AMP rose 1c to $9.20, even though the UK sharemarket's life insurance index
soared 7 per cent on Monday night, led by Friends Provident and Aviva.
The sector was buoyed by a move by the UK industry regulator to ease the
pressure on life insurers to meet strict regulatory solvency levels and sell
shares into falling equity markets.
Insurers who were not meeting regulatory standards could discuss with the
Financial Services Authority (FSA) ways to improve solvency, including the
closure of some life funds to new business, raising shareholder capital and
selling businesses.
Given AMP had been undertaking these measures since June last year because
its Pearl ``with-profits" fund was not meeting these standards, the FSA's
announcement implies that it had forced AMP to undertake many of these measures,
one analyst said.
UBS Warburg's Frank Costigan said AMP's capital position in its UK life
subsidiaries remained finely balanced, despite the injection of #1.5 billion
($2.8 billion) in capital in the past year.
Warburg has lowered its valuation on AMP from $10.70 to $10, but cited key
risks as continued weak sharemarkets, falling sales and pressure on margins.
Another analyst even raised the possibility that AMP might need to raise new
capital via a raising, though this was played down by sources close to the
company.
Merrill Lynch said the FSA's new position lessened the risk of a capital
raising but ``if the FTSE does not recover in the medium term, we believe a
capital raising could be a possibility at some stage".
``AMP's fortunes remain tied to the FTSE almost like a margin loan," Merrill
said. ``If the FTSE recovers strongly, capital will be released. If the FTSE
continues to decline a deficit will form."

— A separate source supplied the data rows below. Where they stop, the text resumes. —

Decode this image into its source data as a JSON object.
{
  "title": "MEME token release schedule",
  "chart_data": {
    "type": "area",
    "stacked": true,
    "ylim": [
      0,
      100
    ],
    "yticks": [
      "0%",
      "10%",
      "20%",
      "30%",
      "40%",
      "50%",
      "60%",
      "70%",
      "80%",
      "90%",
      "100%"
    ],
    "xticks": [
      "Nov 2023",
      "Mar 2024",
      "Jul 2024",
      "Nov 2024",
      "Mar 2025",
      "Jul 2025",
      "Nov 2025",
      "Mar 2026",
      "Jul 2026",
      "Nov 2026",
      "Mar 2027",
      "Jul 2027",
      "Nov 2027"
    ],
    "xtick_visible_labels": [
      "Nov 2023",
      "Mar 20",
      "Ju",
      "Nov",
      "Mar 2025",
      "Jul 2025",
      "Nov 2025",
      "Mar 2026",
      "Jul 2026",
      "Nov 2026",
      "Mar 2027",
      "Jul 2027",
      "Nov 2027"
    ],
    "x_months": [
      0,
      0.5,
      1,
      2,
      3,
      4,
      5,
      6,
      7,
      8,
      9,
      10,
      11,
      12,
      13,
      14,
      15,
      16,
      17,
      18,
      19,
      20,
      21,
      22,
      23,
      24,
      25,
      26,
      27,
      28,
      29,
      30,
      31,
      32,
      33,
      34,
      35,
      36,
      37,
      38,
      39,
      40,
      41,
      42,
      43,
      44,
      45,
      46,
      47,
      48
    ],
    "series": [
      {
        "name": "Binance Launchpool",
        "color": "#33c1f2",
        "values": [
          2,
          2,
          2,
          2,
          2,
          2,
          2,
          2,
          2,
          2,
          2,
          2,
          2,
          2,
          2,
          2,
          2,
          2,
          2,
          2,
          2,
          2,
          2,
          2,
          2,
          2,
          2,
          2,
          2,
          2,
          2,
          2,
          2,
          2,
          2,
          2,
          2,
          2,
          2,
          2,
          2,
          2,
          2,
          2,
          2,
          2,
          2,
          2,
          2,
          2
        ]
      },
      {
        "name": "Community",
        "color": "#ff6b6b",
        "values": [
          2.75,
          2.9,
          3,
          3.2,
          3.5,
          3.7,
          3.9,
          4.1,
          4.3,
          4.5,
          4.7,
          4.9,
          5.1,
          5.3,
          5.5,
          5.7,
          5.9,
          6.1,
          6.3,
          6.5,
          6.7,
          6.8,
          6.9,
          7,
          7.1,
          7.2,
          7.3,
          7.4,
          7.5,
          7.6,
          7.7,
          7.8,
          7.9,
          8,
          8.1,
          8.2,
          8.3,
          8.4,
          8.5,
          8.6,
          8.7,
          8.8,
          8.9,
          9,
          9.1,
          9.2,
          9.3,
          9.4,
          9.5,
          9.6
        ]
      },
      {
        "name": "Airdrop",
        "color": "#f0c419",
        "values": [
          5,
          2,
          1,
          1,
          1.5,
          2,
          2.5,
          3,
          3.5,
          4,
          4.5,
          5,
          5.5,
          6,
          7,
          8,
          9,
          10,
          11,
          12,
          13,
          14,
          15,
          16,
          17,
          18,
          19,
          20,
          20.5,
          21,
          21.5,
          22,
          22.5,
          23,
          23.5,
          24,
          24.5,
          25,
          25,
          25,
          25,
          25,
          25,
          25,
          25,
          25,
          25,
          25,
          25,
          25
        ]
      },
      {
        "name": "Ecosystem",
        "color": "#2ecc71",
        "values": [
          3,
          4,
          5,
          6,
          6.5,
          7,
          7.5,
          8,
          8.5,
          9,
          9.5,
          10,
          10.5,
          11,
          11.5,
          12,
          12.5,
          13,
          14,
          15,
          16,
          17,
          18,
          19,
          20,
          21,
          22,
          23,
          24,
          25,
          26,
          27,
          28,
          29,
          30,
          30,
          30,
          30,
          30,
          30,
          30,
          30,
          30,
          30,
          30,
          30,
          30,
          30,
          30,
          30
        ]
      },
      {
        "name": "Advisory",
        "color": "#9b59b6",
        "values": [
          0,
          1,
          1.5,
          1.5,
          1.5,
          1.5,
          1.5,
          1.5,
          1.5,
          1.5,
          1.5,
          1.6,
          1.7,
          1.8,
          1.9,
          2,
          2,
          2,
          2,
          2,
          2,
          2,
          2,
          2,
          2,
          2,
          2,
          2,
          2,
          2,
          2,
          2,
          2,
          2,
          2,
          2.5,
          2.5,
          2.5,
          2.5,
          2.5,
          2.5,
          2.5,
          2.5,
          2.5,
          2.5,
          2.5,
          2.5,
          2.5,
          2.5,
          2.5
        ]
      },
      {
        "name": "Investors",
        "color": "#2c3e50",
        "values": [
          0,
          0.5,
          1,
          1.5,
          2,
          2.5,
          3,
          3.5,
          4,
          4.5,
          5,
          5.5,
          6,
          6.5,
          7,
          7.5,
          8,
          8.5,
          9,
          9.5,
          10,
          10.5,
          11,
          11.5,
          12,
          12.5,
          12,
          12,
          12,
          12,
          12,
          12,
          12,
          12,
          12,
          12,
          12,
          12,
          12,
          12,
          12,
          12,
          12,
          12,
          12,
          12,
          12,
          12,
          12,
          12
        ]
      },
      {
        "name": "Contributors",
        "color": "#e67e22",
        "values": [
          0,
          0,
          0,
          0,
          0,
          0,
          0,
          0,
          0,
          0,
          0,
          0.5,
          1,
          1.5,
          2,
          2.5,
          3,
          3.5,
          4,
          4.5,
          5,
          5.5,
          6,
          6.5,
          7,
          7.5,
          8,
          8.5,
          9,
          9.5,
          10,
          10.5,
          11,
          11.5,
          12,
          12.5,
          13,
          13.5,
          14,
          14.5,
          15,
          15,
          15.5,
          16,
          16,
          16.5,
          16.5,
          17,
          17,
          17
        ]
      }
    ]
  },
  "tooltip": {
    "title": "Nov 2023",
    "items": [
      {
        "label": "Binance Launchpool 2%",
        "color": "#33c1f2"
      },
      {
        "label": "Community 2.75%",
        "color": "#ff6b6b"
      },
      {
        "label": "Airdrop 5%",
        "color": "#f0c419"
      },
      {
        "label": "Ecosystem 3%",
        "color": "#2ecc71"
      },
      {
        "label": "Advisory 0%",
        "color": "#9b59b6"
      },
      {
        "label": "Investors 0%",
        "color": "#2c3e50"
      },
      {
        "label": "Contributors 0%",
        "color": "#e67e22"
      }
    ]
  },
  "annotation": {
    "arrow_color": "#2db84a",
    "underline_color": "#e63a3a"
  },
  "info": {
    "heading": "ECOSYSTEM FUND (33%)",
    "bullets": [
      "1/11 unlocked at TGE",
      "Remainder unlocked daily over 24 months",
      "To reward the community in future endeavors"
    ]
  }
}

Merrill said the FTSE looked ``relatively inexpensive", trading on a
price/earnings ratio of 11 times compared to 14 times historically and a 4.2 per
cent dividend yield. ``However, the dividend yield of 4 per cent plus on a
prospective basis might be at risk as many of the large financials could be
forced to cut [dividend] payouts, including Lloyds TSB, Aviva, Prudential and
Abbey National, to restore balance sheets which have been decimated by weak
equity markets."
AMP expects to report an annual loss of $900 million later this month.